Stern took his girl's hand, and soon everyone followed suit. Pretty soon the inevitable came, and we all went off to our separate spots. She and I sat down by the entrance to the rink, while the others each occupied a corner.
Goddamn, here we were already. I never thought it would come; in the back of my head I thought God would extend his hand in such a way that would whisk me home. If not that, then maybe provide a good slap to this girl's face, on a oneway ticket to the Infirmary. But God wasn't there. It was just us. Brett was right: it was dark.
I asked her how her day was. "Alright," she said. "I played a lot of basketball." Do you like basketball? "Yeah, but Burke is such an asshole." That's true. I think he's funny though. Don't you? "Sometimes." What else do you do at camp? "Lots of things. Like crafts. I like arts and crafts."
And that was the extent of that. I realized it was getting late, going on four in the morning, and Gildea's moans from across the rink did not expedite anything. We were, in fact, stuck in time, on a continuum of Gildea's sexual crescendos. I started to think about baseball. But it was no use. Somewhere in the back of my mind I knew this tactic would come in handy somewhere in my life, but it sure as hell wasn't helping me now.
I tried to ignore the noise from across the rink. I turned my body. It was now or never. I slid closer to her. She slid closer to me. I stared into the abyss. The stars were out, and everything just kind of floated as her lips came into focus just faintly through the blackness. But it was dark enough so that I could pull out some of that inner mystery that shined just a few hours ago on the basketball court. "Well," I said. "Let's do this." We leaned in.

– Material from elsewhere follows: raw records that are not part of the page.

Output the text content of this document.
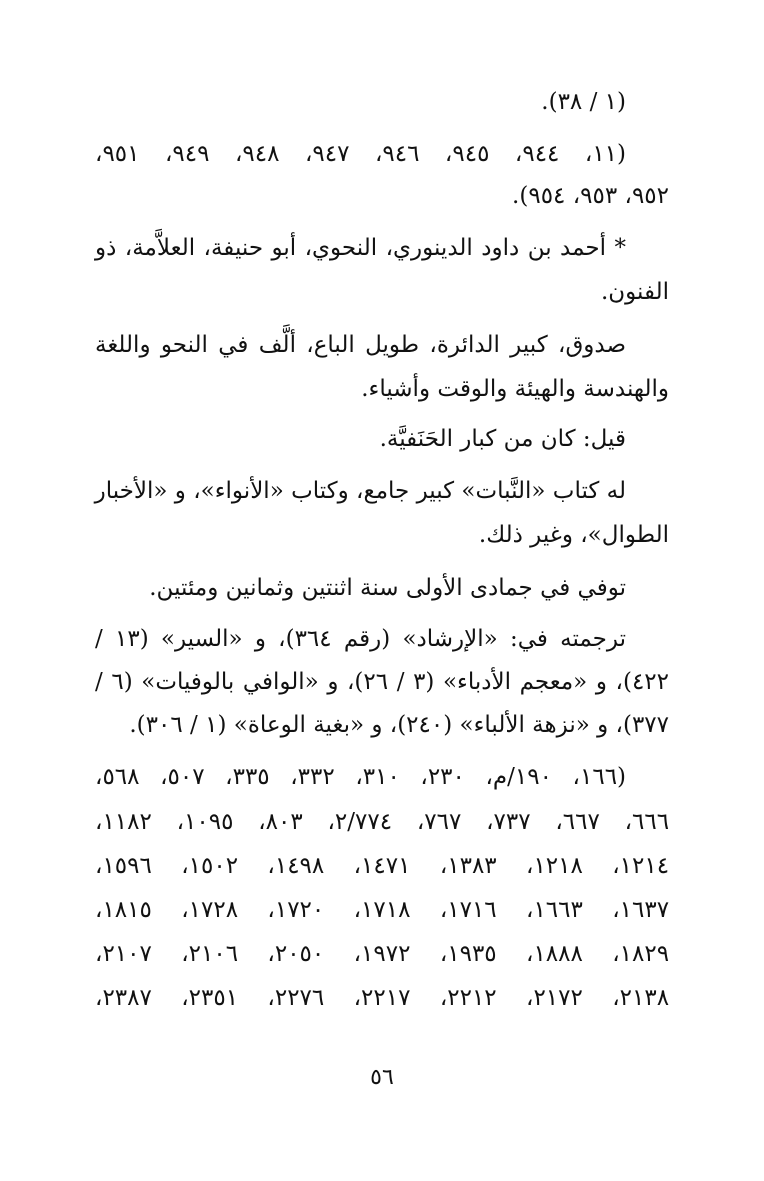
(١ / ٣٨).
(١١، ٩٤٤، ٩٤٥، ٩٤٦، ٩٤٧، ٩٤٨، ٩٤٩، ٩٥١،
٩٥٢، ٩٥٣، ٩٥٤).
* أحمد بن داود الدينوري، النحوي، أبو حنيفة، العلاَّمة، ذو
الفنون.
صدوق، كبير الدائرة، طويل الباع، ألَّف في النحو واللغة
والهندسة والهيئة والوقت وأشياء.
قيل: كان من كبار الحَنَفيَّة.
له كتاب «النَّبات» كبير جامع، وكتاب «الأنواء»، و «الأخبار
الطوال»، وغير ذلك.
توفي في جمادى الأولى سنة اثنتين وثمانين ومئتين.
ترجمته في: «الإرشاد» (رقم ٣٦٤)، و «السير» (١٣ /
٤٢٢)، و «معجم الأدباء» (٣ / ٢٦)، و «الوافي بالوفيات» (٦ /
٣٧٧)، و «نزهة الألباء» (٢٤٠)، و «بغية الوعاة» (١ / ٣٠٦).
(١٦٦، ١٩٠/م، ٢٣٠، ٣١٠، ٣٣٢، ٣٣٥، ٥٠٧، ٥٦٨،
٦٦٦، ٦٦٧، ٧٣٧، ٧٦٧، ٢/٧٧٤، ٨٠٣، ١٠٩٥، ١١٨٢،
١٢١٤، ١٢١٨، ١٣٨٣، ١٤٧١، ١٤٩٨، ١٥٠٢، ١٥٩٦،
١٦٣٧، ١٦٦٣، ١٧١٦، ١٧١٨، ١٧٢٠، ١٧٢٨، ١٨١٥،
١٨٢٩، ١٨٨٨، ١٩٣٥، ١٩٧٢، ٢٠٥٠، ٢١٠٦، ٢١٠٧،
٢١٣٨، ٢١٧٢، ٢٢١٢، ٢٢١٧، ٢٢٧٦، ٢٣٥١، ٢٣٨٧،
٥٦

And then a light came. And voices. All at the same time. I looked up into the blinding power of a flashlight. Beyond that were silhouettes. Two men stood tall in the darkness, smiling. "Jesus Christ," I heard one say. "Is that who I think it is? Jake Bann? And Sammy Stein? Goddamn, isn't this a fine evening?" Tex and Burke laughed their asses off. I didn't say anything, and neither did she. All of us were caught in the act, and nothing needed to be said.
Between some drunk and derisive commentary from Tex and Burke on the way back to the bunk, Brett managed to ask me if I had gotten any. I told him I had a renewed faith in God and in all things holy. I told him I had a more awesome sense of the divine. He said he had no idea she was that good.